The low FODMAP diet is three phases: Elimination, Challenge, and Integration. Each is important and they build on top of one another. You will have the best outcome at determining your IBS triggers if you follow the three low FODMAP diet phases in a structured manner.
The Elimination Phase should be short and sweet: in fact, we have an article titled just that, which we suggest that you review.
For the health of your microbiome – and for your positive relationship with food – it is vital to move out of Elimination and into the Challenge Phase, as outlined in this article.
For information on the third low FODMAP diet phase, Integration, for your long-term lower FODMAP approach, read our article The Low FODMAP Integration Phase.
And occasionally you might have to pause your progression through the 3 phases. Please take a look at our article, Pausing The Low FODMAP Diet.
Tell Us What You Think
5 comments for “Your Guide To The Low FODMAP Diet Challenge Phase”
Hi, I’m wondering how does one do the onion and garlic challenge? Can you add that to a low FODMAP food raw or can you saute the garlic/onion?
There are many approaches. Many dietitians will suggest that you test what you eat. After all, that is what you want to learn about, in terms of your reaction.

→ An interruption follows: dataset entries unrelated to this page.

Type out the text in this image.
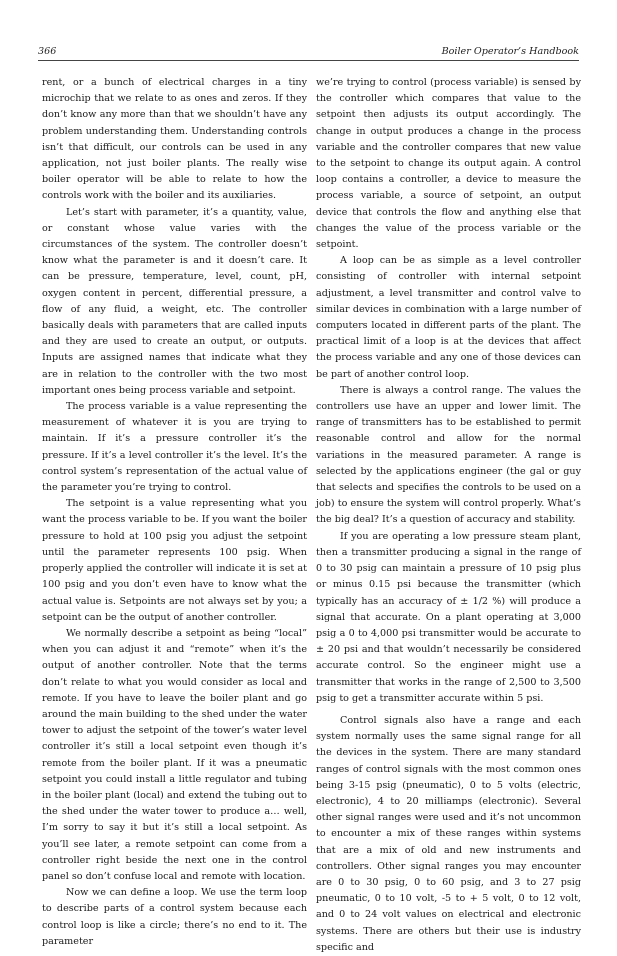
366	Boiler Operator’s Handbook

rent, or a bunch of electrical charges in a tiny microchip that we relate to as ones and zeros. If they don’t know any more than that we shouldn’t have any problem understanding them. Understanding controls isn’t that difficult, our controls can be used in any application, not just boiler plants. The really wise boiler operator will be able to relate to how the controls work with the boiler and its auxiliaries.

Let’s start with parameter, it’s a quantity, value, or constant whose value varies with the circumstances of the system. The controller doesn’t know what the parameter is and it doesn’t care. It can be pressure, temperature, level, count, pH, oxygen content in percent, differential pressure, a flow of any fluid, a weight, etc. The controller basically deals with parameters that are called inputs and they are used to create an output, or outputs. Inputs are assigned names that indicate what they are in relation to the controller with the two most important ones being process variable and setpoint.

The process variable is a value representing the measurement of whatever it is you are trying to maintain. If it’s a pressure controller it’s the pressure. If it’s a level controller it’s the level. It’s the control system’s representation of the actual value of the parameter you’re trying to control.

The setpoint is a value representing what you want the process variable to be. If you want the boiler pressure to hold at 100 psig you adjust the setpoint until the parameter represents 100 psig. When properly applied the controller will indicate it is set at 100 psig and you don’t even have to know what the actual value is. Setpoints are not always set by you; a setpoint can be the output of another controller.

We normally describe a setpoint as being “local” when you can adjust it and “remote” when it’s the output of another controller. Note that the terms don’t relate to what you would consider as local and remote. If you have to leave the boiler plant and go around the main building to the shed under the water tower to adjust the setpoint of the tower’s water level controller it’s still a local setpoint even though it’s remote from the boiler plant. If it was a pneumatic setpoint you could install a little regulator and tubing in the boiler plant (local) and extend the tubing out to the shed under the water tower to produce a… well, I’m sorry to say it but it’s still a local setpoint. As you’ll see later, a remote setpoint can come from a controller right beside the next one in the control panel so don’t confuse local and remote with location.

Now we can define a loop. We use the term loop to describe parts of a control system because each control loop is like a circle; there’s no end to it. The parameter

we’re trying to control (process variable) is sensed by the controller which compares that value to the setpoint then adjusts its output accordingly. The change in output produces a change in the process variable and the controller compares that new value to the setpoint to change its output again. A control loop contains a controller, a device to measure the process variable, a source of setpoint, an output device that controls the flow and anything else that changes the value of the process variable or the setpoint.

A loop can be as simple as a level controller consisting of controller with internal setpoint adjustment, a level transmitter and control valve to similar devices in combination with a large number of computers located in different parts of the plant. The practical limit of a loop is at the devices that affect the process variable and any one of those devices can be part of another control loop.

There is always a control range. The values the controllers use have an upper and lower limit. The range of transmitters has to be established to permit reasonable control and allow for the normal variations in the measured parameter. A range is selected by the applications engineer (the gal or guy that selects and specifies the controls to be used on a job) to ensure the system will control properly. What’s the big deal? It’s a question of accuracy and stability.

If you are operating a low pressure steam plant, then a transmitter producing a signal in the range of 0 to 30 psig can maintain a pressure of 10 psig plus or minus 0.15 psi because the transmitter (which typically has an accuracy of ± 1/2 %) will produce a signal that accurate. On a plant operating at 3,000 psig a 0 to 4,000 psi transmitter would be accurate to ± 20 psi and that wouldn’t necessarily be considered accurate control. So the engineer might use a transmitter that works in the range of 2,500 to 3,500 psig to get a transmitter accurate within 5 psi.

Control signals also have a range and each system normally uses the same signal range for all the devices in the system. There are many standard ranges of control signals with the most common ones being 3-15 psig (pneumatic), 0 to 5 volts (electric, electronic), 4 to 20 milliamps (electronic). Several other signal ranges were used and it’s not uncommon to encounter a mix of these ranges within systems that are a mix of old and new instruments and controllers. Other signal ranges you may encounter are 0 to 30 psig, 0 to 60 psig, and 3 to 27 psig pneumatic, 0 to 10 volt, -5 to + 5 volt, 0 to 12 volt, and 0 to 24 volt values on electrical and electronic systems. There are others but their use is industry specific and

If you usually eat cooked garlic, simply use the amount in a serving size that you will be testing.
I’m currently testing sorbitol. I had 38g of avocado yesterday and about an hour later had to dash to the loo followed quickly by two more visits, and feeling it wasn’t safe to leave the house to walk my dogs. Nothing since then except discomfort and pain, I had a good night apart from bowel pain which I seem to often get (last week the pain was after testing rice, I’m having to test safe food too, and it spiked my blood glucose to over 8). I’m in pain still this morning.
Is my reaction to avocado enough to decide to stop this test? Should I try one more day?
Hi there…a few comments. At an hour, this is not a FODMAP reaction, which you can read more about HERE. So, this question has a two pronged answer. I would not test again until I have given myself a 3 days rest, but also, knowing that this was not a FODMAP reaction makes this more complex. This is exactly the type of reason we suggest working with a dietitian. We cannot give medical advice, as we do not know your complete picture.
Also, we do try to encourage not using the term “safe” (which means there is “unsafe”) for a variety of reasons laid out in this article.
Thanks so much for responding so quickly!